I used to try to occasionally sneak out of the house to go for a run. Alone.  I had SHOES on the FRONT PORCH a day ahead of time, clothes in the car.  I'd tiptoe around, I'd pretend I was picking up, cleaning, meandering closer and closer to the door….and the moment I even looked in a door-ward direction, I'd have every dog in the house standing there, staring and wagging ( I assume to the right), whining and ready to go.  Every time.  Yet if I was really just cleaning the house, even going in and out of the front door to get the mail, take garbage out, etc., no dog ever more than lifted his/her head from a nap.  

That always flummoxed me.  That and how Scout bends spoons with her mind.  Both are examples of how forked we are.

Trying to work as a team with your dog, you really begin to understand the depth of this silent physical language.  Our trainers tell us from day one – your dogs pick up on your energy, good or bad.  What is surprising, and I think increases the complexity 1000 fold, is how much more subtle, physically, they are, and how hard it is for (some of) us to transition to that communication world.  I barely pick up on a vigorous hand gesture from a livid human, let alone a slight tail posture. 

Visualize your perfect run, Lavon has told me before going to the post. Picture every part of it and how it should look.  Watch enough runs so that you know the pressures on the field, you see how the sheep are moving, you understand the places where you will be challenged.  Picture in your mind how you will help your dog in these places.  KNOW your run before you run it.

It sounds so new-agey and contemplative.  I've only ever tried this, sort of, once (and Jai and I did have a decent run), because I am just too jittery and scattered leading up to my run to picture anything in sequence.  I prefer to spend my time in the porta-potty and looking at the running order over and over.  (Plus I think I know WAAAAY more about running a dog than Lavon.  When I was telling him about the tail wag thing, he asked, "Which part is the tail, again?")
(ha ha ha…not really. But he does call their feet 'soft-shell hooves' and when asked how his dogs are bred, usually answers, "By humping…")
(No. He doesn't.)

I have often wished he'd say the secret to a great run was animal sacrifice.  "Kill a chicken on a full moon before each trial."  
I love my chickens. BUT I don't need a great run. I would just like a score more regularly. So…maybe animal inconvenience. I could yell at my chickens.  Make fun of their unfortunate molting,

"I can see your yummy parts!"

….But now I can see why this pre-run ritual of Lavon's makes sense.  It is calming. It forces you to concentrate on the mechanics of what you are about to do so that this is present in your mind when you walk to the post and send your dog.  Your mind and your emotions are more centered on the function and communication, rather than freaking the fuck out and worrying about peeing yourself.

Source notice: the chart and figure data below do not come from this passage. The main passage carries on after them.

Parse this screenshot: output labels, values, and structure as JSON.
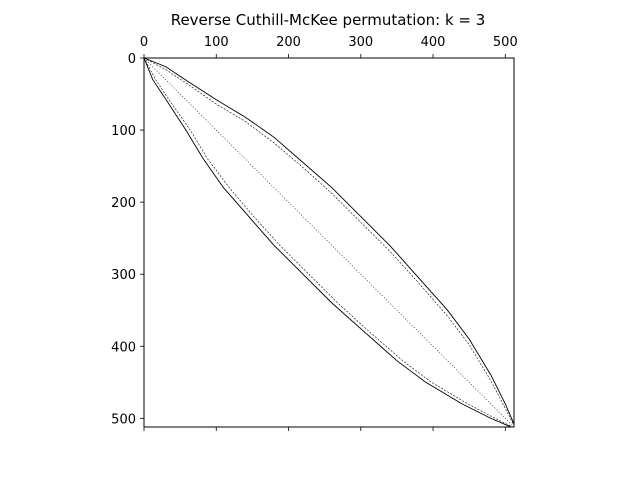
{
  "chart_data": {
    "type": "spy",
    "title": "Reverse Cuthill-McKee permutation: k = 3",
    "matrix_size": 512,
    "xlim": [
      0,
      512
    ],
    "ylim": [
      512,
      0
    ],
    "x_axis_position": "top",
    "xticks": [
      0,
      100,
      200,
      300,
      400,
      500
    ],
    "xtick_labels": [
      "0",
      "100",
      "200",
      "300",
      "400",
      "500"
    ],
    "yticks": [
      0,
      100,
      200,
      300,
      400,
      500
    ],
    "ytick_labels": [
      "0",
      "100",
      "200",
      "300",
      "400",
      "500"
    ],
    "grid": false,
    "marker_color": "#000000",
    "bands": [
      {
        "name": "upper band",
        "points": [
          [
            0,
            0
          ],
          [
            30,
            12
          ],
          [
            60,
            32
          ],
          [
            100,
            58
          ],
          [
            140,
            82
          ],
          [
            180,
            110
          ],
          [
            220,
            145
          ],
          [
            260,
            180
          ],
          [
            300,
            220
          ],
          [
            340,
            260
          ],
          [
            380,
            305
          ],
          [
            420,
            350
          ],
          [
            450,
            390
          ],
          [
            480,
            440
          ],
          [
            500,
            480
          ],
          [
            512,
            508
          ]
        ]
      },
      {
        "name": "upper band inner",
        "points": [
          [
            0,
            0
          ],
          [
            30,
            16
          ],
          [
            60,
            36
          ],
          [
            100,
            64
          ],
          [
            140,
            88
          ],
          [
            180,
            118
          ],
          [
            220,
            152
          ],
          [
            260,
            188
          ],
          [
            300,
            228
          ],
          [
            340,
            268
          ],
          [
            380,
            312
          ],
          [
            420,
            358
          ],
          [
            450,
            398
          ],
          [
            480,
            448
          ],
          [
            500,
            486
          ],
          [
            512,
            510
          ]
        ]
      },
      {
        "name": "lower band",
        "points": [
          [
            0,
            0
          ],
          [
            12,
            30
          ],
          [
            32,
            60
          ],
          [
            58,
            100
          ],
          [
            82,
            140
          ],
          [
            110,
            180
          ],
          [
            145,
            220
          ],
          [
            180,
            260
          ],
          [
            220,
            300
          ],
          [
            260,
            340
          ],
          [
            305,
            380
          ],
          [
            350,
            420
          ],
          [
            390,
            450
          ],
          [
            440,
            480
          ],
          [
            480,
            500
          ],
          [
            508,
            512
          ]
        ]
      },
      {
        "name": "lower band inner",
        "points": [
          [
            0,
            0
          ],
          [
            16,
            30
          ],
          [
            36,
            60
          ],
          [
            64,
            100
          ],
          [
            88,
            140
          ],
          [
            118,
            180
          ],
          [
            152,
            220
          ],
          [
            188,
            260
          ],
          [
            228,
            300
          ],
          [
            268,
            340
          ],
          [
            312,
            380
          ],
          [
            358,
            420
          ],
          [
            398,
            450
          ],
          [
            448,
            480
          ],
          [
            486,
            500
          ],
          [
            510,
            512
          ]
        ]
      }
    ]
  }
}
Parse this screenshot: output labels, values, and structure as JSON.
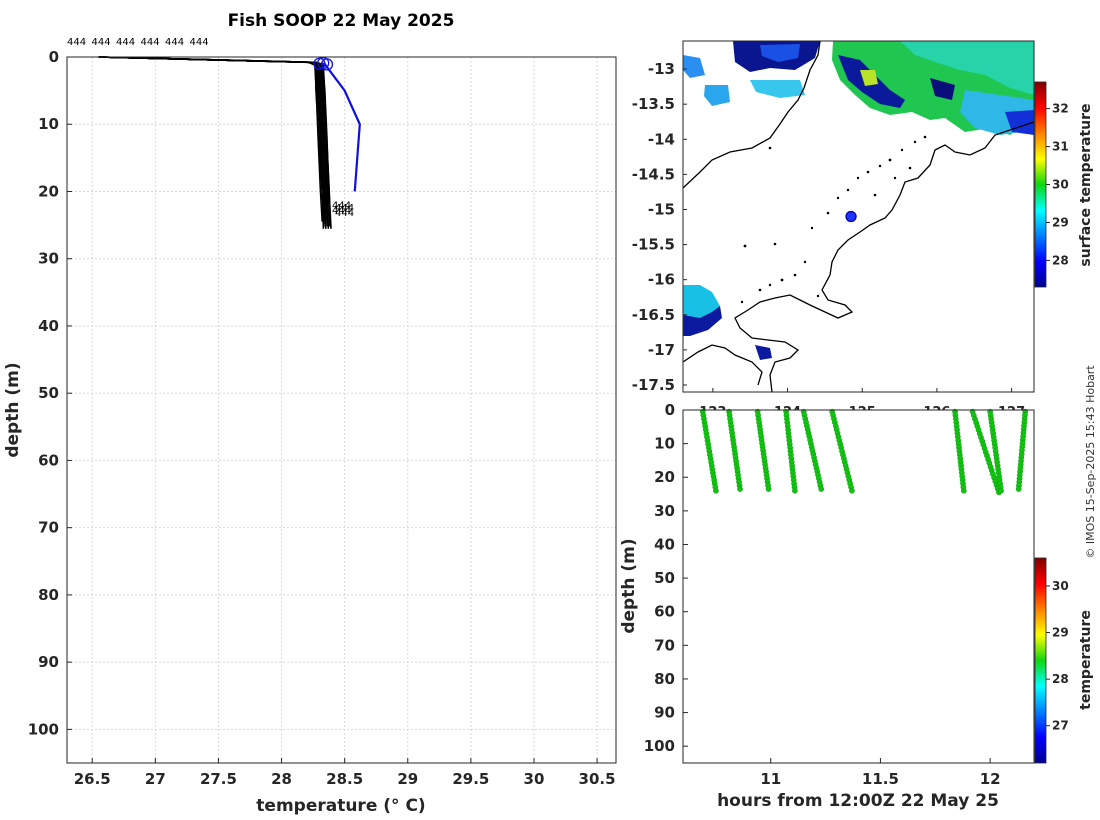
{
  "title": "Fish SOOP 22 May 2025",
  "copyright": "© IMOS 15-Sep-2025 15:43 Hobart",
  "chart_data": [
    {
      "id": "profile",
      "type": "line",
      "title": "Fish SOOP 22 May 2025",
      "xlabel": "temperature (° C)",
      "ylabel": "depth (m)",
      "xlim": [
        26.3,
        30.65
      ],
      "ylim": [
        0,
        105
      ],
      "xticks": [
        "26.5",
        "27",
        "27.5",
        "28",
        "28.5",
        "29",
        "29.5",
        "30",
        "30.5"
      ],
      "yticks": [
        "0",
        "10",
        "20",
        "30",
        "40",
        "50",
        "60",
        "70",
        "80",
        "90",
        "100"
      ],
      "profile_label": "444",
      "series": [
        {
          "name": "blue profile",
          "color": "#1010e0",
          "x": [
            28.32,
            28.34,
            28.36,
            28.5,
            28.62,
            28.58
          ],
          "y": [
            1,
            1,
            1.5,
            5,
            10,
            20
          ]
        },
        {
          "name": "black profiles",
          "color": "#000000",
          "x": [
            26.55,
            28.25,
            28.3,
            28.31,
            28.33,
            28.35,
            28.36
          ],
          "y": [
            0,
            0.8,
            1.2,
            5,
            12,
            20,
            24.5
          ]
        }
      ]
    },
    {
      "id": "map",
      "type": "heatmap",
      "xlabel": "",
      "ylabel": "",
      "xlim": [
        122.6,
        127.3
      ],
      "ylim": [
        -17.6,
        -12.6
      ],
      "xticks": [
        "123",
        "124",
        "125",
        "126",
        "127"
      ],
      "yticks": [
        "-13",
        "-13.5",
        "-14",
        "-14.5",
        "-15",
        "-15.5",
        "-16",
        "-16.5",
        "-17",
        "-17.5"
      ],
      "vessel_position": [
        124.85,
        -15.1
      ],
      "colorbar": {
        "label": "surface temperature",
        "range": [
          27.3,
          32.7
        ],
        "ticks": [
          "28",
          "29",
          "30",
          "31",
          "32"
        ]
      }
    },
    {
      "id": "timeseries",
      "type": "scatter",
      "xlabel": "hours from 12:00Z 22 May 25",
      "ylabel": "depth (m)",
      "xlim": [
        10.6,
        12.2
      ],
      "ylim": [
        0,
        105
      ],
      "xticks": [
        "11",
        "11.5",
        "12"
      ],
      "yticks": [
        "0",
        "10",
        "20",
        "30",
        "40",
        "50",
        "60",
        "70",
        "80",
        "90",
        "100"
      ],
      "point_color": "#12c412",
      "casts": [
        {
          "x0": 10.69,
          "x1": 10.75,
          "bottom": 24
        },
        {
          "x0": 10.81,
          "x1": 10.86,
          "bottom": 23.5
        },
        {
          "x0": 10.94,
          "x1": 10.99,
          "bottom": 23.5
        },
        {
          "x0": 11.07,
          "x1": 11.11,
          "bottom": 24
        },
        {
          "x0": 11.15,
          "x1": 11.23,
          "bottom": 23.5
        },
        {
          "x0": 11.28,
          "x1": 11.37,
          "bottom": 24
        },
        {
          "x0": 11.84,
          "x1": 11.88,
          "bottom": 24
        },
        {
          "x0": 11.92,
          "x1": 12.04,
          "bottom": 24.5
        },
        {
          "x0": 12.0,
          "x1": 12.05,
          "bottom": 24
        },
        {
          "x0": 12.16,
          "x1": 12.13,
          "bottom": 23.5
        }
      ],
      "colorbar": {
        "label": "temperature",
        "range": [
          26.2,
          30.6
        ],
        "ticks": [
          "27",
          "28",
          "29",
          "30"
        ]
      }
    }
  ]
}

Anyway, this wagging thing really highlights the complexity of the subtlety in communication between human and animals in a way that is both intriguing and OHSHIT-afying.  I'm sure you can get a dog around a course without understanding the intricacies of what they are telling you and what you are telling them, and what you are both telling the sheep, but it won't ever be what it can be, which, for me, is the whole point to having sheep, trialing, and trying to discern a bias in my dog's wag.